Lübben erfreute sich damals eines gewissen literarischen Rufes. Hier hatte der Barockdichter Pari Gerhardt die letzten Jahre seines Lebens verbracht. Man zeigte sich noch das Haus, in dem er gewohnt hatte, am Rande des Marktes stand sein Denkmal, und in der Paul-Gerhardt-Kirche hing ein fast lebensgroßes Bild von ihm, dessen Kopie uns Schüler jeden Montag in der Aula des Gymnasiums grüßte, wenn wir uns zur Morgenandacht versammelten. Natürlich hieß auch die Anstalt, ein Realprogymnasium, „Paul-Gerhardt-Schule“.

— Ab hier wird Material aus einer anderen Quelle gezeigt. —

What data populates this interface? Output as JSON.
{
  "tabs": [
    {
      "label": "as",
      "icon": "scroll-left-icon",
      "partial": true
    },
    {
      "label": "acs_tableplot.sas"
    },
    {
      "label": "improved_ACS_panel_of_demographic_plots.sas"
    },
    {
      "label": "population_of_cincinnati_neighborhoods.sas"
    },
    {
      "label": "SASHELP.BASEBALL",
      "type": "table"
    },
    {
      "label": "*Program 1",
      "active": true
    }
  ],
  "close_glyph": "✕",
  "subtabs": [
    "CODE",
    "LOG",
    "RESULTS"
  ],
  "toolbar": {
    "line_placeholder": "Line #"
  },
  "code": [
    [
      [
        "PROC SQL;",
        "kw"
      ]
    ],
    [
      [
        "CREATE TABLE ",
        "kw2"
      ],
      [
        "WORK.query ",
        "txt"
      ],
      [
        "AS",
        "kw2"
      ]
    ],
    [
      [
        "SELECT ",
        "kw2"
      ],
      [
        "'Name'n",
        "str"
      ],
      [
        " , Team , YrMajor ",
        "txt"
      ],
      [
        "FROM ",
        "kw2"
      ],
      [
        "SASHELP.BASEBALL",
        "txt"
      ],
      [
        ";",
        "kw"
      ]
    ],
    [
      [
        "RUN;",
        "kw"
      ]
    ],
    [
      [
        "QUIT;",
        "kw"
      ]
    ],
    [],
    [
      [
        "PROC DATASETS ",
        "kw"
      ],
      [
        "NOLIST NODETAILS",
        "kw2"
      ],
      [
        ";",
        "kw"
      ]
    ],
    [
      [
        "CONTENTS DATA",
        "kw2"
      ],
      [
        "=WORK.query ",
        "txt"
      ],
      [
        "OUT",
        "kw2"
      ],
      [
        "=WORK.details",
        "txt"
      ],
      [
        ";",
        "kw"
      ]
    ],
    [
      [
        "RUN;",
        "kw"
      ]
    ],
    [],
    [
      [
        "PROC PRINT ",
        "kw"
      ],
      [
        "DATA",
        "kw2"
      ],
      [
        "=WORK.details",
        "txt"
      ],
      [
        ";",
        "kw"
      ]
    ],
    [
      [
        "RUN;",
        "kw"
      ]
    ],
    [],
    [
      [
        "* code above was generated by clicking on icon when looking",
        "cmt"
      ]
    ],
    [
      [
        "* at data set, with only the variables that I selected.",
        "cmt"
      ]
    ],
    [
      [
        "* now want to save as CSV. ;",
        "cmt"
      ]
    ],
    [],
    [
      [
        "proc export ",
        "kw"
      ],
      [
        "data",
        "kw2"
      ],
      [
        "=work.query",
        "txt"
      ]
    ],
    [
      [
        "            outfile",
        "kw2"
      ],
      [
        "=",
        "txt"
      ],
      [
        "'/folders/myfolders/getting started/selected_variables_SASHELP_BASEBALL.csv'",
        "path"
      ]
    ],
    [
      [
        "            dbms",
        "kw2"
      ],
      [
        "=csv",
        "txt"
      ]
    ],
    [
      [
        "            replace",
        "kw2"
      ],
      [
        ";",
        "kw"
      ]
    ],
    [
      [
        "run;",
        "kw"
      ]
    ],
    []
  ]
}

Die Stadtväter taten noch ein übriges, um den literarischen Ruhm unseres Städtchens zu mehren. Sie hatten in der Literaturgeschichte den Dichter Ernst Christoph von Houwald entdeckt, nach dem flugs eine Straße, der Houwalddamm, benannt wurde. Einem Ondit zufolge soll sich auch die Handlung der Lessingschen „Minna von Barnhelm“ in Lübben zugetragen haben, und zwar im „Gasthaus zu den drei Kronen“. Übrigens hat auch Joachim Schobeß darüber geschrieben.
An dieser Stelle bedarf es eines Hinweises auf ein anderes Faktum:
Da tagten etwa von Zeit zu Zeit im „Landhaus“ die „Stände des Markgraftums Niederlausitz“, eine aus dem Mittelalter stammende Versammlung und in sächsischer Zeit von großer Bedeutung, eben die „Stände“, um die es in der „Minna von Barnhelm“ ging (von Tellheim bei Lessing: „Die Stände gaben mir ihren Wechsel, und diesen wollte ich bei Zeichnung des Friedens unter die ... Schulden eintragen lassen.“). Wahrscheinlich hatte Lessing die Episode — so Schobeß — von seinem Freund und Verleger Voß, dem Herausgeber der „Vossischen Zeitung“, der ein Lübbener Kind war.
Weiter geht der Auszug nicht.